BC Business
opinion | BCBusiness
Tax avoidance, and its darker cousin tax evasion, have been popular news items in the last few months as countries everywhere (including Canada and the U.S.) try to smoke out rich fat cats and their hidden accounts in places like Switzerland and the Cayman Islands. And make no mistake—tax avoidance (which is legal) is given very few moral points over tax evasion (which is illegal). The U.S. in particular sees no substantive distinction between the two, and Canada’s position isn’t far away: rich folks—or the one percenters in Occupy Wall Street parlance—must be reigned in and made to pay their fair share. Segue now to a couple of news events that, in my mind, indicate that we are all tax avoiders (not evaders), and while individual scales are small, the collective scale is massive. The fat cats get a high public profile, but they are not the real problem.
• Toronto-based Sunquest Vacations announced two weeks ago that it will now offer Canadians vacation packages using U.S. airlines departing from five U.S. cities: Detroit; Burlington, Vermont; Buffalo, Bangor, Maine; and Bellingham.
• Bank of Montreal deputy chief economist Doug Porter concluded in a report released last year that cross-border shopping costs the Canadian economy $20 billion a year inlost economic acvitity.
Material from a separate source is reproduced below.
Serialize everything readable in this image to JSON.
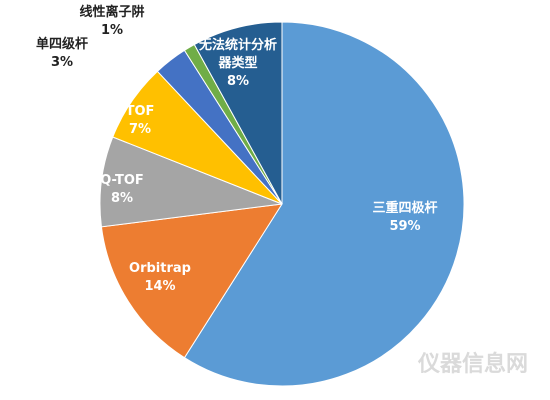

What does this have to do with tax avoidance? Everything. The Sunquest announcement is just the latest example of a problem that has been growing in significance for nearly a decade. Most Canadians live within a two-hour drive of the U.S. border, and a Conference Board of Canada report estimates that nearly five million Canadians a year fly out of U.S. airports instead of Canadian airports because they can get, on average a 30-per-cent discount on their tickets. There are several reasons for this, but a big factor—40 per cent according to the Conference Board—is taxes. The federal government uses Canadian airports as cash cows, charging outrageous rents (a.k.a. taxes) and other fees—all of which get passed on to customers in the ticket prices—except for those five million who head south. Cross border shopping is in the news frequently, especially around U.S. Thanksgiving and the upcoming Christmas Holidays. BMO’s Porter was quoted in a Canadian Press story saying his $20-billion estimate is conservative, and he predicts that the raised duty-free levels (from $50 to $200 for a 24 hour or longer stay) will exacerbate the problem. Why do Canadians flock across the border? Because the prices are lower—for just about everything. And they are lower, in part, because American tax rates are lower. This is particularly true for commodities like gasoline. When $20 billion is sucked out of the Canadian economy, that’s $20 billion that does not get taxed by anyone in Canada. Cross-border shoppers—and the numbers are steadily rising—are tax avoiders. Whether it’s cheaper airplane tickets, cheaper gasoline, or cheaper big-screen TVs, Canadians have shown by their behaviour that they have no problem whatsoever with tax avoidance—as long as it isn’t a rich person doing it.
Don Whiteley is a natural resources writer based in North Vancouver.